十一贯呀十一贯……十一贯呀十一贯……
江哲乐呵呵地走在路上,心里想着给秀儿买些甚么东西,好歹她认定跟着自己了,作何能亏待自己的老婆呢。
在场众人交换了一个意味深长的眼神。
走到半路,江哲才忽然联想到一名问题,自己身上现在没有一文财物,怎么给秀儿买东西?
有些懊恼的江哲又折回了陈府。
陈登正坐在账房的桌后细细品味着其师的秘籍“九九乘法表”,越看越是心惊,越看越是对江哲充满了佩服,竟连书房也没来得及去,就在那边看边演算研究。
“那……那个谁……”一个嗓门忽然将陈登的思路打乱,他恼怒地抬起头,“什么……”
四周陷入了短暂的沉默。
一看之下吓了一跳,这不是自己刚刚认的老师吗?陈登连忙起身说道,“学生不察,冲撞了老师,请老师恕罪。

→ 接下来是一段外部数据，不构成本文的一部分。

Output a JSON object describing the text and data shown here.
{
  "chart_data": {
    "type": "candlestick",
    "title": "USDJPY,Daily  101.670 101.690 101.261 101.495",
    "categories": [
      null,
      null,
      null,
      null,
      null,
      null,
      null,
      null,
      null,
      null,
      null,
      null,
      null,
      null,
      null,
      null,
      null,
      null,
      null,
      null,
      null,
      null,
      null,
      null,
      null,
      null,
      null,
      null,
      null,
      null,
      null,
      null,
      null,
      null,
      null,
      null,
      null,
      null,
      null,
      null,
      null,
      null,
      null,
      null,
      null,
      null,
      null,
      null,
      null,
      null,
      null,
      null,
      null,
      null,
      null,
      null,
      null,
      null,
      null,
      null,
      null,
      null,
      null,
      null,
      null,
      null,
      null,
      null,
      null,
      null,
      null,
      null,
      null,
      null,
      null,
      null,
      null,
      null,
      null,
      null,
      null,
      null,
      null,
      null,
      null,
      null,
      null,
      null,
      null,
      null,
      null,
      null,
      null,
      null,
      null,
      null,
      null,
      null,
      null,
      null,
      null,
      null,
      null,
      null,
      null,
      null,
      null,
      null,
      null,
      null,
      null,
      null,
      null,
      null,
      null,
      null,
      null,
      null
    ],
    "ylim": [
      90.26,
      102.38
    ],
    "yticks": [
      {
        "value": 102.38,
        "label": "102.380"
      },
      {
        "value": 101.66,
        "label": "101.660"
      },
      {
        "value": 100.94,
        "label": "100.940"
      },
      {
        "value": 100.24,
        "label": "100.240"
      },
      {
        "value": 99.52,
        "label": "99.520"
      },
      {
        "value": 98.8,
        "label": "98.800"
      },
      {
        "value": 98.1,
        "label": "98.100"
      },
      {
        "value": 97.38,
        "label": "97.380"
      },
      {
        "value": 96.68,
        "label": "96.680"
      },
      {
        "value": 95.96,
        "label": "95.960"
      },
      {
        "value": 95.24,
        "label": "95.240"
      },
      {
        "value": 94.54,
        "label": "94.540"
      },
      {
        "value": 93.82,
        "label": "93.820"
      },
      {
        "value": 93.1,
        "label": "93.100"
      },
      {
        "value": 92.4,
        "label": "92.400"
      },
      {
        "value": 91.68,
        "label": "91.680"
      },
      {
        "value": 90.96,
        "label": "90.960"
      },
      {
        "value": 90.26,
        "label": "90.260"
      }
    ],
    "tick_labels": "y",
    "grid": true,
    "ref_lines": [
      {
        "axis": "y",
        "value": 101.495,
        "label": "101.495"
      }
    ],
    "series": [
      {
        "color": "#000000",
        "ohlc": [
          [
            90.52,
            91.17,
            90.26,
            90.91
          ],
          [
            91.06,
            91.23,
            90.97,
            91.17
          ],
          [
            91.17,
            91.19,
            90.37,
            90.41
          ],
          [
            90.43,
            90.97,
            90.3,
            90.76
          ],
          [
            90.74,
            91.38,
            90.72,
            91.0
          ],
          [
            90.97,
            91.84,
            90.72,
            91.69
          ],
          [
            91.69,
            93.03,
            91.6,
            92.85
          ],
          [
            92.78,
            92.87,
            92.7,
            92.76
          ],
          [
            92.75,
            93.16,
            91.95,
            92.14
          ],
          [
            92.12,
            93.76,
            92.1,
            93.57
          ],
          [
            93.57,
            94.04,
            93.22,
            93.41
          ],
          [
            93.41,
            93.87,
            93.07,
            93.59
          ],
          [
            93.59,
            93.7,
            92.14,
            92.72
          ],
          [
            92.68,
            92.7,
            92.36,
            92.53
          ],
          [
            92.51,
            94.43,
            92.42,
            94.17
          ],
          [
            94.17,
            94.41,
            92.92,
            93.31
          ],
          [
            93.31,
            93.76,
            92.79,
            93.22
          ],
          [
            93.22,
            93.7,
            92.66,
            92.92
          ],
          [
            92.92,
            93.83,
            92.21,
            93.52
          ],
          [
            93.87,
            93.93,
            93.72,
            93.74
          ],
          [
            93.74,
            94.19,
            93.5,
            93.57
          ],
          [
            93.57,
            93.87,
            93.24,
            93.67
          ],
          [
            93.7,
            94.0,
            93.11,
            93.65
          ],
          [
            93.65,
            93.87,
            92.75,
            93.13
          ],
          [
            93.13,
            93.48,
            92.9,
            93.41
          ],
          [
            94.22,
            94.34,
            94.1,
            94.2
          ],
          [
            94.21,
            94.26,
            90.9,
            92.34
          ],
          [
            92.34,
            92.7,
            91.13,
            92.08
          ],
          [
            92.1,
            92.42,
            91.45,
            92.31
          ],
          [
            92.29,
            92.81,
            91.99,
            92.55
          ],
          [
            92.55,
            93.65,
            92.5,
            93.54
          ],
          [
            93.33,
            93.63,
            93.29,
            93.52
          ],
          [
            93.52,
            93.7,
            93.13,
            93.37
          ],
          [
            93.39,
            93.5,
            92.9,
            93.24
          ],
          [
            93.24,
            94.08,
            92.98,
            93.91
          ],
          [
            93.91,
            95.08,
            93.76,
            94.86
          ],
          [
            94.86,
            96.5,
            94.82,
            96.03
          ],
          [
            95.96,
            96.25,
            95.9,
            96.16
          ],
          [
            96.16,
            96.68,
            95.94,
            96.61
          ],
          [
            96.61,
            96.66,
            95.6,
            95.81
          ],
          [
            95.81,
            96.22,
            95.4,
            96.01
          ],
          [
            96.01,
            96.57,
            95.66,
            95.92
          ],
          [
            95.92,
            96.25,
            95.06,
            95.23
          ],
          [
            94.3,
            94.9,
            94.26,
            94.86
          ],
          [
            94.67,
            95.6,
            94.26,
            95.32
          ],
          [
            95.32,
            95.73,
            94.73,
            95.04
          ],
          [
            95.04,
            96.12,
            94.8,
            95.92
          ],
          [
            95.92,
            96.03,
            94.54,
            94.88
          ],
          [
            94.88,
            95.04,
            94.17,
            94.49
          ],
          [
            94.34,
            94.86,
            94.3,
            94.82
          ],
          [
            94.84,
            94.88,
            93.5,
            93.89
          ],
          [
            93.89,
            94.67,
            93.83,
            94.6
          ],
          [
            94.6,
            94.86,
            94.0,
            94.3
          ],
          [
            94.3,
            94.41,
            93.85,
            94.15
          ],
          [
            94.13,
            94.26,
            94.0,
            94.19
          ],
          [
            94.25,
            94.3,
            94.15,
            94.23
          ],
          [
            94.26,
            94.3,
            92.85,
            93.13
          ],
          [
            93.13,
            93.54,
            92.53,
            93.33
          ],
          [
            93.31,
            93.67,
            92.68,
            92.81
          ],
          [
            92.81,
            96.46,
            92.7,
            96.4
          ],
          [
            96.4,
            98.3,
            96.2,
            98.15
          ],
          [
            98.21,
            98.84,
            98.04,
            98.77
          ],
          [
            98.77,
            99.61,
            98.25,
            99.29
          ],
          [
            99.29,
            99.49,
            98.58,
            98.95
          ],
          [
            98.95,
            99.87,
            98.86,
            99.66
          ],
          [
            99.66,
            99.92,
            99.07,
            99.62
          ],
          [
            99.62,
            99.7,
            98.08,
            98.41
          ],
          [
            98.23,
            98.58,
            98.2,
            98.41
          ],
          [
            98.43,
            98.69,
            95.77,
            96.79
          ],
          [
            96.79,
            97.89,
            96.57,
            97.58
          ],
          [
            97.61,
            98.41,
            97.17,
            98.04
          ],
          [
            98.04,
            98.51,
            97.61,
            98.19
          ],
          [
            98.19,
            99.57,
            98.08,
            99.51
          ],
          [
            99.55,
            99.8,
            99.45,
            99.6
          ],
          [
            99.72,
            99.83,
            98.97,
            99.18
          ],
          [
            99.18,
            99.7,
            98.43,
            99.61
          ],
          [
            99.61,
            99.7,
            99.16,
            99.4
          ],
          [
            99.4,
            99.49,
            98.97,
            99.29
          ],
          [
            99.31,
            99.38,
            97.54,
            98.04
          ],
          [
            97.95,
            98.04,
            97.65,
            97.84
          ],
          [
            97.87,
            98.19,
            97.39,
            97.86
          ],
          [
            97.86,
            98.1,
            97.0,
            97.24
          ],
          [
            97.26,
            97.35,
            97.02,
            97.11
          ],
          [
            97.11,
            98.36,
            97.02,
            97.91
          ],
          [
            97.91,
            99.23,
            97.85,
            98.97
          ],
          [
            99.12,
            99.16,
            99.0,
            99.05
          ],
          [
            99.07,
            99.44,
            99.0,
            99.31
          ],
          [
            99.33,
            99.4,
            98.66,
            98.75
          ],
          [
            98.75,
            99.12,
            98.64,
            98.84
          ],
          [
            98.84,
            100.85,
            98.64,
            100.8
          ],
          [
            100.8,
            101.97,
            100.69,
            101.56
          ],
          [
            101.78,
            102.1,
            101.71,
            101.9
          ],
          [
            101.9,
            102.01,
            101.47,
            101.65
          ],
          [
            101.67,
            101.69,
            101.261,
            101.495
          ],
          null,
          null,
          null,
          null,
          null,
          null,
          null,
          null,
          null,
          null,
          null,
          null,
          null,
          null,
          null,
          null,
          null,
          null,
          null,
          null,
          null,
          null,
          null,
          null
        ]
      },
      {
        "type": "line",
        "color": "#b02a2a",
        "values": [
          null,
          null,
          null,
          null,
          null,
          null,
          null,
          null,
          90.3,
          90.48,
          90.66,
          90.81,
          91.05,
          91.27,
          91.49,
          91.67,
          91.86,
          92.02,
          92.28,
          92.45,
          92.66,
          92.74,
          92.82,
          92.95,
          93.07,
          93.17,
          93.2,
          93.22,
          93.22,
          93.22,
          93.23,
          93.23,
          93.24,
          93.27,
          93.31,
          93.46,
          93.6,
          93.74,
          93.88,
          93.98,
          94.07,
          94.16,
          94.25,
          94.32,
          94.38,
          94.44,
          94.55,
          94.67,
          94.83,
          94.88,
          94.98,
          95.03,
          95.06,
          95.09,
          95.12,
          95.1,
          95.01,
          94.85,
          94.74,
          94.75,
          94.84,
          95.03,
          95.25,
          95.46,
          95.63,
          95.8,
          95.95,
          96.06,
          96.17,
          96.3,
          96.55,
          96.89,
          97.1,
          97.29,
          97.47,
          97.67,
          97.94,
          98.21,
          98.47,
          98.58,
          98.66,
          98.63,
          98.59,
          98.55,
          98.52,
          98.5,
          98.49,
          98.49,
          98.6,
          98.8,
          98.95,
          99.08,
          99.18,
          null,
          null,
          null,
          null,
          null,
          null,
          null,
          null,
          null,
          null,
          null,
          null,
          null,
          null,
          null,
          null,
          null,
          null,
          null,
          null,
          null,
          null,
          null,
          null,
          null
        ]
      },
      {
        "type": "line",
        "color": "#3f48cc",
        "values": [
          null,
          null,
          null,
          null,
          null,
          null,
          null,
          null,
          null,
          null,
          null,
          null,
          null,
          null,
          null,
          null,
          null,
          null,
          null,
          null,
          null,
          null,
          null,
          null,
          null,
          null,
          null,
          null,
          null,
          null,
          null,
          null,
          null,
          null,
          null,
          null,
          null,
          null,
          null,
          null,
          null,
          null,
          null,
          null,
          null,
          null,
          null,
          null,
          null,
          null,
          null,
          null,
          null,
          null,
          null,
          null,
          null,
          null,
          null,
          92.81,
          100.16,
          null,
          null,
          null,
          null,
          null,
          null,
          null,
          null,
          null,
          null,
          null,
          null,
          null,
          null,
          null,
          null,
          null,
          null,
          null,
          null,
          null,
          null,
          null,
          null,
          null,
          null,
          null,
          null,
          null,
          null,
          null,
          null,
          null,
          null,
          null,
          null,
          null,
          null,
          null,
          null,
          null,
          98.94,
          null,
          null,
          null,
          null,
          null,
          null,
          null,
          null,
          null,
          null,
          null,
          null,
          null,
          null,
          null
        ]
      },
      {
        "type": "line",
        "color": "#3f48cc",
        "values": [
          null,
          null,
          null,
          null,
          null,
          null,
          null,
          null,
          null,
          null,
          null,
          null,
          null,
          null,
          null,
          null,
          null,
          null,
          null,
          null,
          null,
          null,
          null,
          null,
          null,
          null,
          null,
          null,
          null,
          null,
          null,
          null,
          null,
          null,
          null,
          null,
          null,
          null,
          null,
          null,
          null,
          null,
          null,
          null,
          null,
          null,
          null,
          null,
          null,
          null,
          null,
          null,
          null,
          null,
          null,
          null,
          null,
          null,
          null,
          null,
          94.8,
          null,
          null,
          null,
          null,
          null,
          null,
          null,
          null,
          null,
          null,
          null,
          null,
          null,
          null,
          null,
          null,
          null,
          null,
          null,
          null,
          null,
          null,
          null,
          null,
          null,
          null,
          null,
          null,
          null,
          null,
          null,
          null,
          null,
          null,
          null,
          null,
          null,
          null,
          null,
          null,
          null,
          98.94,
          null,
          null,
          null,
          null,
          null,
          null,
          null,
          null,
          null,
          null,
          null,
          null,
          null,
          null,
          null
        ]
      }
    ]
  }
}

”
“没事没事……”江哲也是吓了一跳,你说你摆出这种恶用力的眼神干甚么啊。
陈登心中有些无奈,任谁得到了这种“稀世之术”想必都想一名人细细研究下,你说你不是早已走了吗,怎么又回来了?
注视着江哲指着自己似乎有些尴尬,陈登有所意会,连忙开口说道,“方才学生见到此神术,心情难以平复,竟没有行完弟子之礼,学生姓陈名登,字元龙……”
陈登,陈元龙?江哲眨巴眨巴眼睛,一时间说不出话来,那样东西智力八十以上的牛人竟然称自己为老师,行弟子之礼?
回想了一下刚才的事,江哲对自己的后知后觉有些哭笑不得,人家刚才都说元龙两字了,这里还是陈府,不是陈登又是谁?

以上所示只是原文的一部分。